We are now in a position to look more closely at Wood's bridge to see that it indeed uses a Howe truss design. In the picture below you can see that the doubled, and much larger, timbers tilt toward the center of the bridge.  You can also see the steel vertical tie rods that extend from the top of one doubled cross member to the bottom of the next.

Close view near the end of the bridge (off on right).


Crop into above picture to show the lower end connection of the tie rods.

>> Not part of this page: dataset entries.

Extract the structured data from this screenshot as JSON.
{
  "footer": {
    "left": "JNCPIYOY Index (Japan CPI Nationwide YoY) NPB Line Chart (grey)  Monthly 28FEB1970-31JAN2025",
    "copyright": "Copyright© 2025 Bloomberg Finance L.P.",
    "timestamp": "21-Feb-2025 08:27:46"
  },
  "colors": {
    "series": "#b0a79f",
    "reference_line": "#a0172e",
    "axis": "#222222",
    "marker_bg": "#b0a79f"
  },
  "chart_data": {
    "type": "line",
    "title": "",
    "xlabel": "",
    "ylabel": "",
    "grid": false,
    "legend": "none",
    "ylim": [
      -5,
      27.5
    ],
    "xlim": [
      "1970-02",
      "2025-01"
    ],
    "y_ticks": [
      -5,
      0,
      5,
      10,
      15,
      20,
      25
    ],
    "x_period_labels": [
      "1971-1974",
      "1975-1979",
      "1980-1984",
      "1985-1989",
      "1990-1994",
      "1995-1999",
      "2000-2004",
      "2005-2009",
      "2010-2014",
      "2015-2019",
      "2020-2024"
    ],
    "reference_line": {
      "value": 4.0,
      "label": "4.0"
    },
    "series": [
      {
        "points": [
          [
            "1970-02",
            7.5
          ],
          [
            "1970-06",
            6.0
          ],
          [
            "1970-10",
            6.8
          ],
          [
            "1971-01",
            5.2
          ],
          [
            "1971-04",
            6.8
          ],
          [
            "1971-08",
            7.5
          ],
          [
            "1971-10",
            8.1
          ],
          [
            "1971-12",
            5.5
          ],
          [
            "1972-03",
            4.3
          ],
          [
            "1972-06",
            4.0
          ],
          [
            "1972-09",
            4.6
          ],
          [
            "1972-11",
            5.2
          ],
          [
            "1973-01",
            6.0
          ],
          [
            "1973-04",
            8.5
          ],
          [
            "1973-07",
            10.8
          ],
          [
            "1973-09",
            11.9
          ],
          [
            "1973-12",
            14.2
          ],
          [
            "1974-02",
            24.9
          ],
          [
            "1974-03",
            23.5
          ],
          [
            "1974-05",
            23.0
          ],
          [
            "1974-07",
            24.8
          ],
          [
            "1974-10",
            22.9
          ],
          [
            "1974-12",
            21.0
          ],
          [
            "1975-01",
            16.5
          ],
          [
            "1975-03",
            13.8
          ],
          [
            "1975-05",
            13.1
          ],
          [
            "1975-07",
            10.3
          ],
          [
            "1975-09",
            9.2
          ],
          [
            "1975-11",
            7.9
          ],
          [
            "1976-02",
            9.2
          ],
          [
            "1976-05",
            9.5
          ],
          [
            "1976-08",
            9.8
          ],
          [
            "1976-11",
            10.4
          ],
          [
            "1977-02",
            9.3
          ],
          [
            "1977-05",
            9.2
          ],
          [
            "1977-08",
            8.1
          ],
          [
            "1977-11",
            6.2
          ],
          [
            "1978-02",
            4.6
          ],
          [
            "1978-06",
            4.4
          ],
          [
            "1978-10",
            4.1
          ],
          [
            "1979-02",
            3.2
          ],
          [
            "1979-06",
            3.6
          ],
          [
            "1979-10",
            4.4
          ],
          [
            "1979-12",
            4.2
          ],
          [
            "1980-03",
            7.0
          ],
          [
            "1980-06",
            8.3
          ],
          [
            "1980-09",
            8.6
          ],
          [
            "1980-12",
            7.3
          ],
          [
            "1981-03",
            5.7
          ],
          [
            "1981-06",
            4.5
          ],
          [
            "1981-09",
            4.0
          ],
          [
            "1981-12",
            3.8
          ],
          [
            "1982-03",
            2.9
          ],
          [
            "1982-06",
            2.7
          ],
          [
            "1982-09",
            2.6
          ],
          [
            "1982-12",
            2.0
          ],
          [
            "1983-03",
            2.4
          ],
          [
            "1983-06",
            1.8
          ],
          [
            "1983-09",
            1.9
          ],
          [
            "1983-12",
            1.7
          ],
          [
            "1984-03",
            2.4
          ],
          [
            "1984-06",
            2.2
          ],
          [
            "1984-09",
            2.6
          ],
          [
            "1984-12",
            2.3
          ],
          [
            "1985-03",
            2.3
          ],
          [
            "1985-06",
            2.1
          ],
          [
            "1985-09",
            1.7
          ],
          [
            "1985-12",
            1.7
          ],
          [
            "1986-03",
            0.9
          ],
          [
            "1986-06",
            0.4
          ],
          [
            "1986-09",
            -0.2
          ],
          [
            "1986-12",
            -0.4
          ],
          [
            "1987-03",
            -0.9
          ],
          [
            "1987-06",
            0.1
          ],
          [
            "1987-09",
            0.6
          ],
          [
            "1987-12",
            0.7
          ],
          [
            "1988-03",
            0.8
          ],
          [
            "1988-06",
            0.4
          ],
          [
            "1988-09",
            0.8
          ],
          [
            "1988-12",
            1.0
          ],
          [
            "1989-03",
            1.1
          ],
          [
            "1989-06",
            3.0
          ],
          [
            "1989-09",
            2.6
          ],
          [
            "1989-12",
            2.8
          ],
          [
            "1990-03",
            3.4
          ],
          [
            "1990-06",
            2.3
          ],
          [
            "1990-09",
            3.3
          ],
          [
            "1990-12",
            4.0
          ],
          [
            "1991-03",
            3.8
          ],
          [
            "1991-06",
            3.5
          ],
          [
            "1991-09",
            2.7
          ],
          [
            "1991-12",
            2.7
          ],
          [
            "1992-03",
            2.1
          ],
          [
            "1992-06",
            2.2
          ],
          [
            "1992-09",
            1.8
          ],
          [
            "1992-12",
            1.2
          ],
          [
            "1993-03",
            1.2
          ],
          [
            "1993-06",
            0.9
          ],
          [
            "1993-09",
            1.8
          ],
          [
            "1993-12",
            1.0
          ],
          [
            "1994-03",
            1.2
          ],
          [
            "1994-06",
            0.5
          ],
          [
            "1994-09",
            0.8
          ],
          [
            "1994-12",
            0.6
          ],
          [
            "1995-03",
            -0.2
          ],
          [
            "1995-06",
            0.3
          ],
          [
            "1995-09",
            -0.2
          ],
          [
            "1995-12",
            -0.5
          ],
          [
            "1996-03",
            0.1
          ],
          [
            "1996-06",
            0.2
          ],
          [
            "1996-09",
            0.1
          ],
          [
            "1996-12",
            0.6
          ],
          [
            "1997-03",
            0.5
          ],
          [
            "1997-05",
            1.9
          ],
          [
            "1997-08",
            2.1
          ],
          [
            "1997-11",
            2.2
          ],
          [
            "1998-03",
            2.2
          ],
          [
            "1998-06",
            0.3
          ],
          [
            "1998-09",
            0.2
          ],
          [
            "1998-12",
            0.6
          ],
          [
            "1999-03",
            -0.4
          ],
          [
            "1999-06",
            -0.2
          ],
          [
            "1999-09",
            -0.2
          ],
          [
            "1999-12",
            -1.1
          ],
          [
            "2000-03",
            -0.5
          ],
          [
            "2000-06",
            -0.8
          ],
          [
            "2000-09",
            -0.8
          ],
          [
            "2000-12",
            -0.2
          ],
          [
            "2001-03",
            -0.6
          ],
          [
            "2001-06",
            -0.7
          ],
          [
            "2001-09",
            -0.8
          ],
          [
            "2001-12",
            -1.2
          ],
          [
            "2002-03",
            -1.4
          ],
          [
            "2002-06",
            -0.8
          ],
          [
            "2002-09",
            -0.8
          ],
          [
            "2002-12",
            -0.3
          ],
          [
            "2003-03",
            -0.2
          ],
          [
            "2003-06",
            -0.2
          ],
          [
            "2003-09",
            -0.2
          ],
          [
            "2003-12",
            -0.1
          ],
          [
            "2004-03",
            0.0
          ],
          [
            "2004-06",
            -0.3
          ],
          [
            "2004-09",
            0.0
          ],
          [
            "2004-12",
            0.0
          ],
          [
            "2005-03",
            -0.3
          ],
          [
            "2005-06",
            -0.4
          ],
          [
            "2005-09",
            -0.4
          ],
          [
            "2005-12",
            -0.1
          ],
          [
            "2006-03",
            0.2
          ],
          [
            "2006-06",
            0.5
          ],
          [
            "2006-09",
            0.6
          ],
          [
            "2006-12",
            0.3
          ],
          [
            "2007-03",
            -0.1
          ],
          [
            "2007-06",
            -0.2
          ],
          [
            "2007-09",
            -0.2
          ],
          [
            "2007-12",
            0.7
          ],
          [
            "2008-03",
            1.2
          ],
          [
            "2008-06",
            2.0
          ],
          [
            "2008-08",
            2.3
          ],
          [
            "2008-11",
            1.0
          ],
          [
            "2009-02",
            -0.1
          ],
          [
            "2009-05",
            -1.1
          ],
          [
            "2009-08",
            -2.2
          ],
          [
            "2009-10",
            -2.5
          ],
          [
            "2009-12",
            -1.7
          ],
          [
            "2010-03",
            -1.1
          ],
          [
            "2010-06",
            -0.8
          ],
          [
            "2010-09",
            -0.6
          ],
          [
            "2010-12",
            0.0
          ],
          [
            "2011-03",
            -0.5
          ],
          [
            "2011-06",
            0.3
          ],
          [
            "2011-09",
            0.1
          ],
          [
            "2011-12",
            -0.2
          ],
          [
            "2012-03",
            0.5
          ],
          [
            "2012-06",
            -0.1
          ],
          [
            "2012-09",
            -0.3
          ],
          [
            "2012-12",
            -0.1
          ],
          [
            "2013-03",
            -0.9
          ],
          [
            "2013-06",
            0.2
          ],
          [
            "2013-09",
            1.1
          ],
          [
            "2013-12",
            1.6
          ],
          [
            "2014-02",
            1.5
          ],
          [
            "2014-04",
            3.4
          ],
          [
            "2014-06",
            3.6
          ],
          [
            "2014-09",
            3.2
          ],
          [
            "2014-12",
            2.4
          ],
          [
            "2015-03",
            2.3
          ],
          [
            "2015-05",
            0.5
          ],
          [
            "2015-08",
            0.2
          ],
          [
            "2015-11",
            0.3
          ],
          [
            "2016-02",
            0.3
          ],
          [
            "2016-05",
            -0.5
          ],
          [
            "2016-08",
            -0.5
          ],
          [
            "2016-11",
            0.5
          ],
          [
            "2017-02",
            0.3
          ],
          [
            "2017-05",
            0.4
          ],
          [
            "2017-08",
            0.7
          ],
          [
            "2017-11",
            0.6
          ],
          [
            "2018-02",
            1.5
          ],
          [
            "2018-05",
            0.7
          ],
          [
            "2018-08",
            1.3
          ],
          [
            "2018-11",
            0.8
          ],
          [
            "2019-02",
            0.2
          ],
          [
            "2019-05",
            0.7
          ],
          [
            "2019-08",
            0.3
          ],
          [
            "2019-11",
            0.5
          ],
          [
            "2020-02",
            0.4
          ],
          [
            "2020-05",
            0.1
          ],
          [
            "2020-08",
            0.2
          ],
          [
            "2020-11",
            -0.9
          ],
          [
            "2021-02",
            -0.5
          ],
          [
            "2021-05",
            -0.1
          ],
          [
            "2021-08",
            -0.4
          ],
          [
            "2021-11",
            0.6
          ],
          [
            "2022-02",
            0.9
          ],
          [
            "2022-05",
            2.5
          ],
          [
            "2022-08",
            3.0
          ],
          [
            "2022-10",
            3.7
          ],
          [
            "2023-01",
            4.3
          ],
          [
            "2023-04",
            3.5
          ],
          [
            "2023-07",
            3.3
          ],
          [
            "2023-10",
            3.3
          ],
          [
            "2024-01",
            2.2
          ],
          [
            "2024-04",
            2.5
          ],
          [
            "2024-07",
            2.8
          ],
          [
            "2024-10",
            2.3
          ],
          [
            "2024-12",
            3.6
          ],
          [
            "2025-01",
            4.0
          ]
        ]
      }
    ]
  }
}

The Burr Arch and Truss was designed such that either the arch or the truss could carry the design load by itself, when the load is uniform or near the center of the bridge.  When the load is near the ends of the bridge (a heavily loaded wagon and horses), however, an arch alone tends to buckle under combined compression and local concentrated load.  The added Howe truss carries local loads very well because it is uniformly strong on the scale of the brace triangles.  Note also that the first cross brace at either end of Wood's bridge has thick members in both tilt directions, again to carry local loads near the ends of the bridge which would otherwise tend to buckle the arch.